What is in this article?:
- FDA proposes new food safety rules
- Putting the rules into action
Measures could impact the quality of food supplied to restaurants
Proposed federal safety rules announced by the U.S. Food and Drug Administration today are expected to reduce the risk that restaurateurs will receive dangerously contaminated foods, industry, public health and consumer groups maintained.
The rules, which the Washington-based FDA promulgated as part of the Food Safety Modernization Act, or FSMA, signed into law by President Obama in 2011, appear to have no direct impact on restaurant-level foodservice operations, as they target food manufacturers and produce growers and harvesters.
But the measures, which will be subject to public comment for 120 days before being finalized, have the attention of restaurateurs, as they will impact the quality of the overall food supply, thereby reducing their potential liability.
“For the foodservice industry, there is no greater priority than food safety and our customers’ well-being. The National Restaurant Association strongly supports the Food Safety Modernization Act and believes these changes should provide for safer imported and domestically produced foods,” said Joan McGlockton, NRA vice president for industry affairs and food policy.
FDA officials said new rules build on strides made during the Obama administration, such as the first egg safety rule protecting consumers from Salmonella and stepped-up testing for E. coli in beef, as well as existing voluntary industry guidelines for food safety.
The first rule proposed Friday would require makers of food to be sold in the United States, whether produced at a foreign- or domestic-based facility, to develop a formal plan for preventing their food products from causing foodborne illness, not unlike the Hazard Analysis Critical Control Points, or HACCP, program now followed by the meat and seafood industries, said Michael Taylor, FDA deputy commissioner for foods and veterinary medicine.

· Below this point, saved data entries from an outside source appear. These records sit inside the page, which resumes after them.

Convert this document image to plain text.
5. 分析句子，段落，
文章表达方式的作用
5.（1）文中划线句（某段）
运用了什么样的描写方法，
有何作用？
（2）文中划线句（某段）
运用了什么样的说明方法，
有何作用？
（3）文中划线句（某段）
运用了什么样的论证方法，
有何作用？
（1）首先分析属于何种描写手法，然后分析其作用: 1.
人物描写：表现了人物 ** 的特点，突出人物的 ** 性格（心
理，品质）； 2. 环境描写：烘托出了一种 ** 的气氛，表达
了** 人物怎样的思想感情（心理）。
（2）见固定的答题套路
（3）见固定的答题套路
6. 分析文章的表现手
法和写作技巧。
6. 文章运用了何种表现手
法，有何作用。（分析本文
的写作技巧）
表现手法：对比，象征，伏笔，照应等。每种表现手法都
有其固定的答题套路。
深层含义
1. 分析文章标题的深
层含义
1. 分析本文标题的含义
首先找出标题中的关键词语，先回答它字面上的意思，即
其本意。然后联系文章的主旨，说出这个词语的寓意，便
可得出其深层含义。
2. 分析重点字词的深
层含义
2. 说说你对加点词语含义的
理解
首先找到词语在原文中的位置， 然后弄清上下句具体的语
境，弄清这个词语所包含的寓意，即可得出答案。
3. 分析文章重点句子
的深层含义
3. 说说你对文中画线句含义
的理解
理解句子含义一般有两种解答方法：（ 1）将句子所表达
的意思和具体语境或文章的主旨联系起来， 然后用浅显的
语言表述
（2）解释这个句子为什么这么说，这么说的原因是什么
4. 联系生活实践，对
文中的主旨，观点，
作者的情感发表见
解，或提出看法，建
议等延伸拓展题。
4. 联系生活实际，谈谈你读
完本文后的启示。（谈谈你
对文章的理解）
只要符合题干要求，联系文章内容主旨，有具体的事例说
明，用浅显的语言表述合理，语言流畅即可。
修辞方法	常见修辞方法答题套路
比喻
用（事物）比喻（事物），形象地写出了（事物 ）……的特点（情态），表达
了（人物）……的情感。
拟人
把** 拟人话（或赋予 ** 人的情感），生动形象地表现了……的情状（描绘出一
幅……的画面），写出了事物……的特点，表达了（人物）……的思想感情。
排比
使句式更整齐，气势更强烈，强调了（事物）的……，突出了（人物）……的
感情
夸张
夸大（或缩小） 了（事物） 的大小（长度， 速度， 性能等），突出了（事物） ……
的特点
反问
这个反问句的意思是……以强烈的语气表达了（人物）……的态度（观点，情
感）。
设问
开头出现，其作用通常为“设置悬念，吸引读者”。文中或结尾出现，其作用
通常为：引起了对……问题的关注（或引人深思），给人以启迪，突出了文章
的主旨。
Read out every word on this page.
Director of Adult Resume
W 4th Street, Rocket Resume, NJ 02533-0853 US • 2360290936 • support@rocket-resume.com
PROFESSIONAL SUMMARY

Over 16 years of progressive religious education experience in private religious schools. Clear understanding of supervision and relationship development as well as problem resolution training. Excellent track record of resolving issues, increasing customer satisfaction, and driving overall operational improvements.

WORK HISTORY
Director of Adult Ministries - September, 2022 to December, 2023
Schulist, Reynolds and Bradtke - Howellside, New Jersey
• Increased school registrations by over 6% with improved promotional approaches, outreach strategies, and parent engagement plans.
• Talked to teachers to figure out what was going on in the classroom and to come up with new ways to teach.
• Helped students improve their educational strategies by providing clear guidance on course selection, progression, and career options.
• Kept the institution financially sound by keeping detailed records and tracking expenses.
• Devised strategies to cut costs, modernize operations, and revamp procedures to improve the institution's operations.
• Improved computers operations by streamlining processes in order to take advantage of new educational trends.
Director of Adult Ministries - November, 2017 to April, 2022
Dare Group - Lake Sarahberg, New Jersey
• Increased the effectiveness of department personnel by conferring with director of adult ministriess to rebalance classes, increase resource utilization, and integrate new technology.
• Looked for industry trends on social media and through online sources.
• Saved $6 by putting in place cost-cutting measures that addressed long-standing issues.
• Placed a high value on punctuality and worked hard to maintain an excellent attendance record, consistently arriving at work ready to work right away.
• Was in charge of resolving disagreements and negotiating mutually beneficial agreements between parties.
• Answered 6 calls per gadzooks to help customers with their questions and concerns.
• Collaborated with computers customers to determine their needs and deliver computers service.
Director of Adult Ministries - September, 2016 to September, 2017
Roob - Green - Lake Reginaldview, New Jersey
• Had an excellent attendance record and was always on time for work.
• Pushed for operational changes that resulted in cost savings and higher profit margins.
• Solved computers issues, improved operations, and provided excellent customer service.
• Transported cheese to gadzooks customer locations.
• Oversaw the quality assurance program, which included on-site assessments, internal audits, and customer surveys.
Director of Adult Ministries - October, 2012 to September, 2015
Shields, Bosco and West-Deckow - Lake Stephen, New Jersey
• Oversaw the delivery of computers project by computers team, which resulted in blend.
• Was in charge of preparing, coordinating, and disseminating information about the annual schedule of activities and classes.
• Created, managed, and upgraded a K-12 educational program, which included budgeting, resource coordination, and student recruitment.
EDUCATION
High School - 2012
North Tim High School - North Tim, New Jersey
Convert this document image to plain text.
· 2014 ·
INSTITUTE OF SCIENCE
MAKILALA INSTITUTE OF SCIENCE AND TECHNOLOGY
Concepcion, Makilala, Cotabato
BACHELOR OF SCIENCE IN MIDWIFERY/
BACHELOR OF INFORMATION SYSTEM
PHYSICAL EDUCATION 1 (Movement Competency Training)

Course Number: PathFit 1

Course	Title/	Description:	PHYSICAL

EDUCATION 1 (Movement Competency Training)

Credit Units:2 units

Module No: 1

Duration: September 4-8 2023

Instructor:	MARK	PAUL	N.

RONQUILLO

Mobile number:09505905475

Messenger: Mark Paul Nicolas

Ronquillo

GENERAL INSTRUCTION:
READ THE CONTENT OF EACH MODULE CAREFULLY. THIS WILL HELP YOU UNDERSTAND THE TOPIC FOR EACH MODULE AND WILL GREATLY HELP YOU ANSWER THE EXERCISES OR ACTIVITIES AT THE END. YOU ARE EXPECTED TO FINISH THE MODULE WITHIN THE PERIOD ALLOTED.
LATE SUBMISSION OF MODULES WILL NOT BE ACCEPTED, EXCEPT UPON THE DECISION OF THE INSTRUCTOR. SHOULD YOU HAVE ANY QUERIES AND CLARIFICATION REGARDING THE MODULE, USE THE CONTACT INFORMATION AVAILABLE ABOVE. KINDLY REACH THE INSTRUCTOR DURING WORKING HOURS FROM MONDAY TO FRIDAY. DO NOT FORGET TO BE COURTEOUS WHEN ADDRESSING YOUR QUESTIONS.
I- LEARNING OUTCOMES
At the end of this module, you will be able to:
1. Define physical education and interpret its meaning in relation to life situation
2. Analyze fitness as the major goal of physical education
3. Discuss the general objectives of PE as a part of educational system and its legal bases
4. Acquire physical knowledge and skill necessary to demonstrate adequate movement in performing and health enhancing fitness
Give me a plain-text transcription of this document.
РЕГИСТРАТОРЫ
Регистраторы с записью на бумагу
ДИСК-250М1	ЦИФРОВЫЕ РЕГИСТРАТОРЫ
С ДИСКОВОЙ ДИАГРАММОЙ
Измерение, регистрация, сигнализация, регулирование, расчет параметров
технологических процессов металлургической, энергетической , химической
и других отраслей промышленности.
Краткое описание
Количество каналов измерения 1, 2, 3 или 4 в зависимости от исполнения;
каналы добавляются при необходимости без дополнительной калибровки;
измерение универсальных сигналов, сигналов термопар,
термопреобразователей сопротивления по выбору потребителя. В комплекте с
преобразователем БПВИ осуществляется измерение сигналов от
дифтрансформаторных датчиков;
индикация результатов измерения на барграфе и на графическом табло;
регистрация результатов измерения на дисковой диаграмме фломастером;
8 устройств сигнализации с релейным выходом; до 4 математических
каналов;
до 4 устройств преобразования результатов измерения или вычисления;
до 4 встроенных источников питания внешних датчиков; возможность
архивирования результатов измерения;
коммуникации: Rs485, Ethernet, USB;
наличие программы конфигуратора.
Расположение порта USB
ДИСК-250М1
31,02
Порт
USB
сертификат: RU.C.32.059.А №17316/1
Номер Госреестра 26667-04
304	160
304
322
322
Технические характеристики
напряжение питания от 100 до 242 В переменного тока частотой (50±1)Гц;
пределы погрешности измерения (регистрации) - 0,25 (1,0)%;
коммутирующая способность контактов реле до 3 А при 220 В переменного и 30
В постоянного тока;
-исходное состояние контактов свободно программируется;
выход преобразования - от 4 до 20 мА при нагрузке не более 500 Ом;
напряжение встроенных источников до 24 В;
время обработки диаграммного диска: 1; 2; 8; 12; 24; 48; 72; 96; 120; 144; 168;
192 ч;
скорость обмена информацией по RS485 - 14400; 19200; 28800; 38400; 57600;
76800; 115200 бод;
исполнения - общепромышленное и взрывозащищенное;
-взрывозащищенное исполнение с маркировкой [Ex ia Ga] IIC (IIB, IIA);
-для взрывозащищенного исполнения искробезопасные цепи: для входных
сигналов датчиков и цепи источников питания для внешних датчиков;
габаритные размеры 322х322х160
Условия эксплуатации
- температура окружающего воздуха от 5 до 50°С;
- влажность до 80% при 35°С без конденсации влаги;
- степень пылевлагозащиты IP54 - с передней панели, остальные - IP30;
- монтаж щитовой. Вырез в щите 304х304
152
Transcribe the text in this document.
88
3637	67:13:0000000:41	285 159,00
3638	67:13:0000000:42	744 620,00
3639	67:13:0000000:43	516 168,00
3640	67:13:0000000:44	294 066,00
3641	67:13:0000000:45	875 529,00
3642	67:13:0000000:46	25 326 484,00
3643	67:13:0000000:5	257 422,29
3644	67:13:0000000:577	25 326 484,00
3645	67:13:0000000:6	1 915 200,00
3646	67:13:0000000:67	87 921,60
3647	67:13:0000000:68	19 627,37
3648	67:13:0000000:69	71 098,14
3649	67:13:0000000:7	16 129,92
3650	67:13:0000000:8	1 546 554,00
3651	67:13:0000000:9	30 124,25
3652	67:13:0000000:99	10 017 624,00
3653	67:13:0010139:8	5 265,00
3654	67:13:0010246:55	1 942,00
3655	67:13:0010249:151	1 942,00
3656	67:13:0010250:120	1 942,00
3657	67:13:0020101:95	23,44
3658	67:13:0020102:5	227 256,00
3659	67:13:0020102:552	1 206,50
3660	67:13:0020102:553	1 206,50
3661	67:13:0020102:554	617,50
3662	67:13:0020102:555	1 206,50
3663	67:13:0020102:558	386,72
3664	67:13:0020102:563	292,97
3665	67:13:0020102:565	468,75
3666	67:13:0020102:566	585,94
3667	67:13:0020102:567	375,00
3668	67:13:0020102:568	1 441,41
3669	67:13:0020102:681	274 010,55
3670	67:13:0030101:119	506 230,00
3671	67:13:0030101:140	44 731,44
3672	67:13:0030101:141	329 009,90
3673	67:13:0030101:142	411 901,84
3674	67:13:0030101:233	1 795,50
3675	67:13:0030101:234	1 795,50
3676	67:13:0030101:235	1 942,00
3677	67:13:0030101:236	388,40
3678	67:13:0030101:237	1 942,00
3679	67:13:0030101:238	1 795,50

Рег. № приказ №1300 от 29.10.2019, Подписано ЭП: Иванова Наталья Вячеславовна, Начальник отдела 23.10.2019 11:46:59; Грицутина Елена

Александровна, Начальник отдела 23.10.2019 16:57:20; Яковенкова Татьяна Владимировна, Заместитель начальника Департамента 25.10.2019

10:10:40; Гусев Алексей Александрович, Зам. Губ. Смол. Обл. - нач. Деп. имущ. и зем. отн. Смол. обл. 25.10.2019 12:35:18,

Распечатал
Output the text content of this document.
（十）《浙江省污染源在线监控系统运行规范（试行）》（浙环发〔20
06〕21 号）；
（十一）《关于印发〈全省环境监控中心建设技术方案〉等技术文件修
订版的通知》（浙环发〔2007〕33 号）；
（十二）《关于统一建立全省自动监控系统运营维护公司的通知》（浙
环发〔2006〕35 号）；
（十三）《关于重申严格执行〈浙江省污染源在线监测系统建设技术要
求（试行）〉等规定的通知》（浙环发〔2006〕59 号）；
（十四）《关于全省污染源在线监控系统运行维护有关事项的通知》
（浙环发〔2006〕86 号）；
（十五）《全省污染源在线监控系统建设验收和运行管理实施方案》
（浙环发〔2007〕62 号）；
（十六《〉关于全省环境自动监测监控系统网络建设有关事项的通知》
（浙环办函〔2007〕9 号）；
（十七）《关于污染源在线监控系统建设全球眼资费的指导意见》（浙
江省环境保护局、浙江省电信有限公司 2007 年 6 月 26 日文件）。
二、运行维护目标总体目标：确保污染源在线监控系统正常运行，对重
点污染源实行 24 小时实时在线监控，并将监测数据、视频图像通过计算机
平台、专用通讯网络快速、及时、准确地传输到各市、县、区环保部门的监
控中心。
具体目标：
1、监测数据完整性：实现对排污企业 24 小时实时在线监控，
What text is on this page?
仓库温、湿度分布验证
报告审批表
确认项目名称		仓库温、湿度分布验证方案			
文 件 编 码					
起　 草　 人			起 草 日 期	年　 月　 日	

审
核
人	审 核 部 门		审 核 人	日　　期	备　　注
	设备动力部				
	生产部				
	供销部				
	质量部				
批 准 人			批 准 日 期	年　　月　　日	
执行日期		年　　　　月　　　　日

The rule would also require manufacturers to have plans for correcting any problems that arise.
FDA officials said the second rule proposed Friday calls for enforceable safety standards for the production and harvesting of produce on farms drawn from science- and risk-based standards for the safe production and harvesting of fruits and vegetables.
“The FDA Food Safety Modernization Act is a common-sense law that shifts the food safety focus from reactive to preventive,” U.S. Health and Human Services Secretary Kathleen Sebelius, said in a statement about the goal of FSMA and the new rules. “With the support of industry, consumer groups and the bipartisan leadership in Congress, we are establishing a science-based, flexible system to better prevent foodborne illness and protect American families.”